Four Wings of America
Speak to the Israelites and say to them that they shall make themselves tzitzit on the corner wings of their garments for all generations.  And they shall include in the tzitzit of each corner wing a thread of sky-blue wool….  I am God your Lord who brought you out of Egypt. (Numbers 15:38, 41) דבר אל בני ישראל ואמרת אלהם ועשו להם ציצת על כנפי בגדיהם לדרתם ונתנו על ציצית הכנף פתיל תכלת  אני יהוה אלהיכם אשר הוצאתי אתכם מארץ מצרים
Korah son of Izhar son of Kehat son of Levi began a rebellion along with Datan and Aviram sons of Eliav….  Moses sent forth to summon Datan and Aviram sons of Eliav.  They responded, "We won't come! Isn't it enough that you brought us out of [Egypt], a land flowing with milk and honey to cause us to die in the desert!" (Numbers 16:1, 12-13) ויקח קרח בן יצהר בן קהת בן לוי ודתן ואבירם בני אליאב  וישלח משה לקרא לדתן ולאבירם בני אליאב ויאמדו לא נעלה המעט כי העליתנו מארץ זבת חלב ודבש להמיתנו במידבר 

Korah rebelled against Moses by challenging the call for a sky-blue thread in the tassels flowing from the corners of a prayer shawl. 
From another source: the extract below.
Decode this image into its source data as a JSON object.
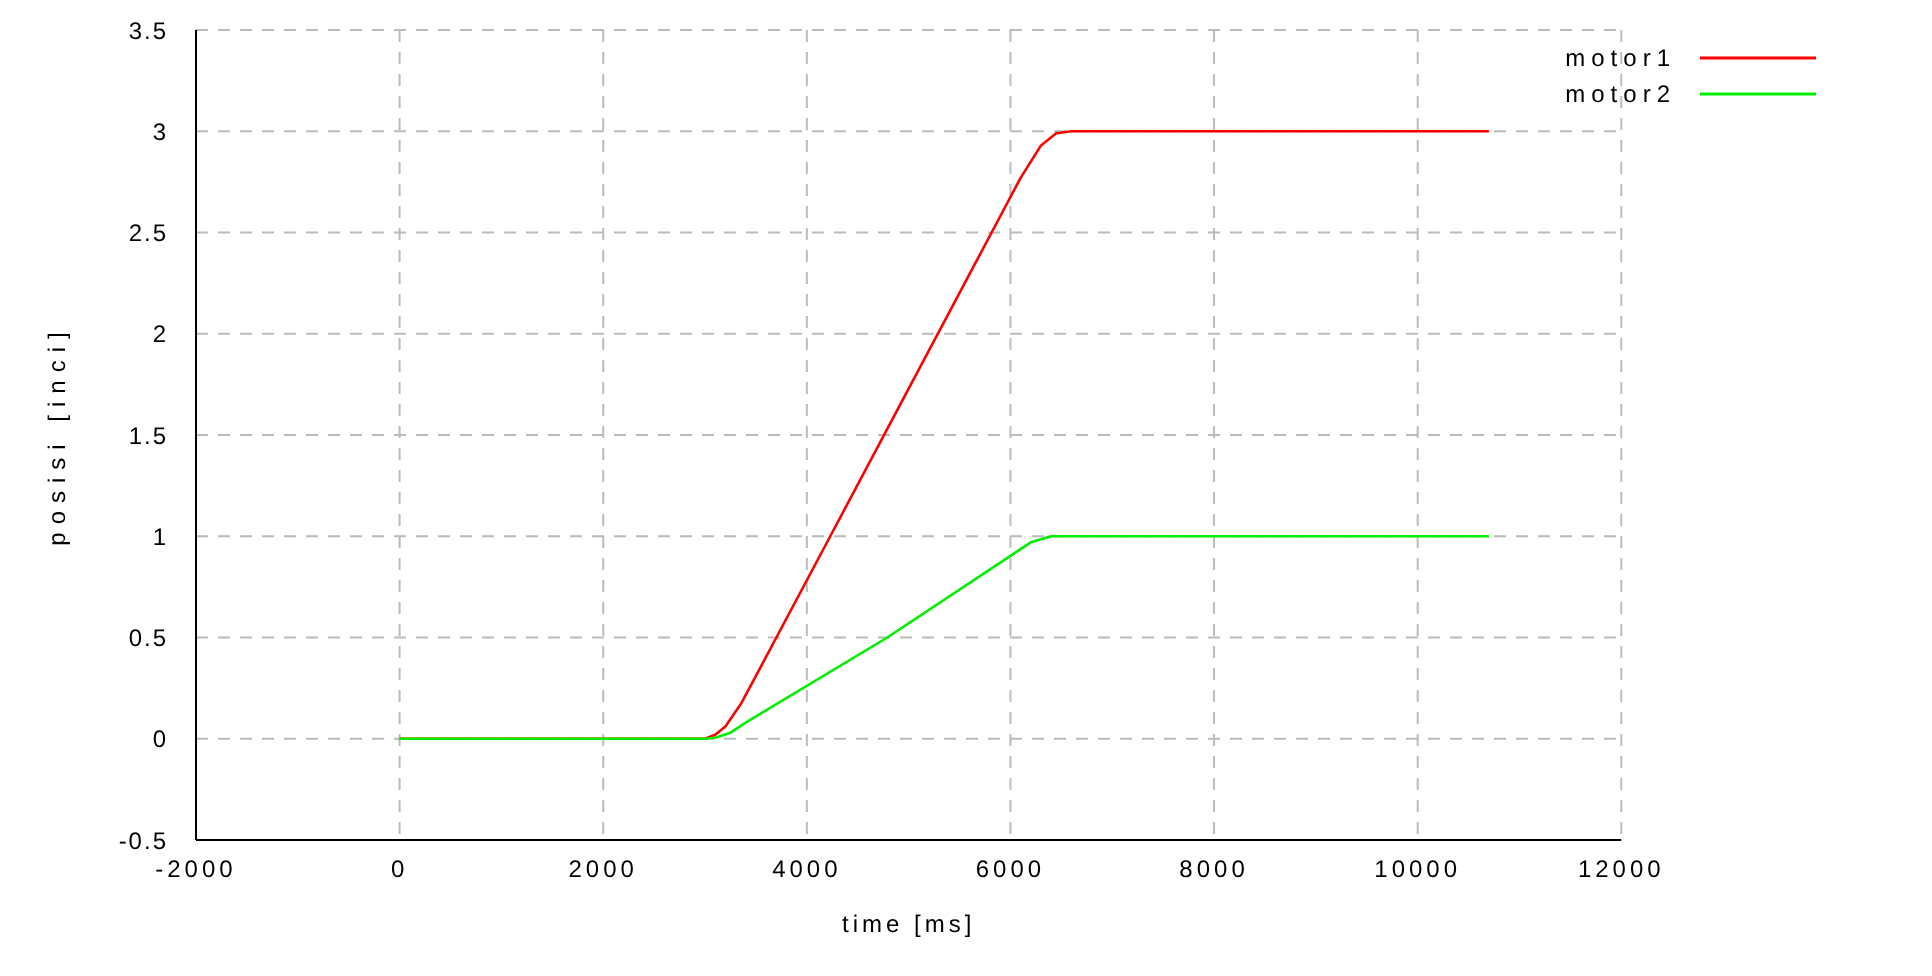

 "Isn't a talit (prayer shawl) woven entirely with sky-blue wool exempt from the one sky-blue thread in each of the 4 tzitzit (tassels)?"
Moses replied that one is still obligated to tie a sky-blue thread in the tzitzit independent of the color of the rectangular tallit.
The SaPphiRe thread suggests a heavenly realm SPiRaling through the ordinary white threads to bring SPiRitual energies to everyday life.
An all sky-blue tallit symbolizes a totally spiritual life separated from the mundane. This viewpoint negates the biblical view:
"For the Lord thy God walketh in the midst of thy camp." (Deuteronomy 23:15)  
Kanfot, the Hebrew word for 'corners' of garments, is also used for 'corners' of the earth as in the biblical prophesy (Isaiah 11:12).
"He will ingather the dispersed ones of Judah from the four corner wings (kanfot) of the earth."
Before donning a talit, a Jew says, "May the talit spread its wings (kanfav) like an eagle rousting his nest, fluttering over its eaglets."
The foremost biblical commentator Rashi links corners and wings: "The tzitzit are placed 'on the corners (kanfot) of their garments,'
alluding to God having freed the Israelites from Egypt, as it states, 'and I carried you on the wings (kanfot) of eagles.'"
When the City of Miami asked us to create the official artwork for its centennial, we proposed placing tzitzit on the 4 corners of America.
American Airlines, the largest US corporation in the wing business, agreed to sponsor our Four Wings of America project.
We flew to Maine where we placed a large rope tzitzit with a sky-blue strand on barnacle-encrusted boulders at the Atlantic Ocean.
We attached a tzitzit to a tree on the beach of a balmy Florida bay where the blue of the sky colored the sea water.
On the Pacific coast, a Mexican boy watched the tzitzit shuddering in the wind hanging from the wall separating San Diego from Tijuana.
From Seattle, we drove to Neah Bay, an Indian reservation at the end of the Olympia Peninsula in Washington State to place the 4th tzitzit.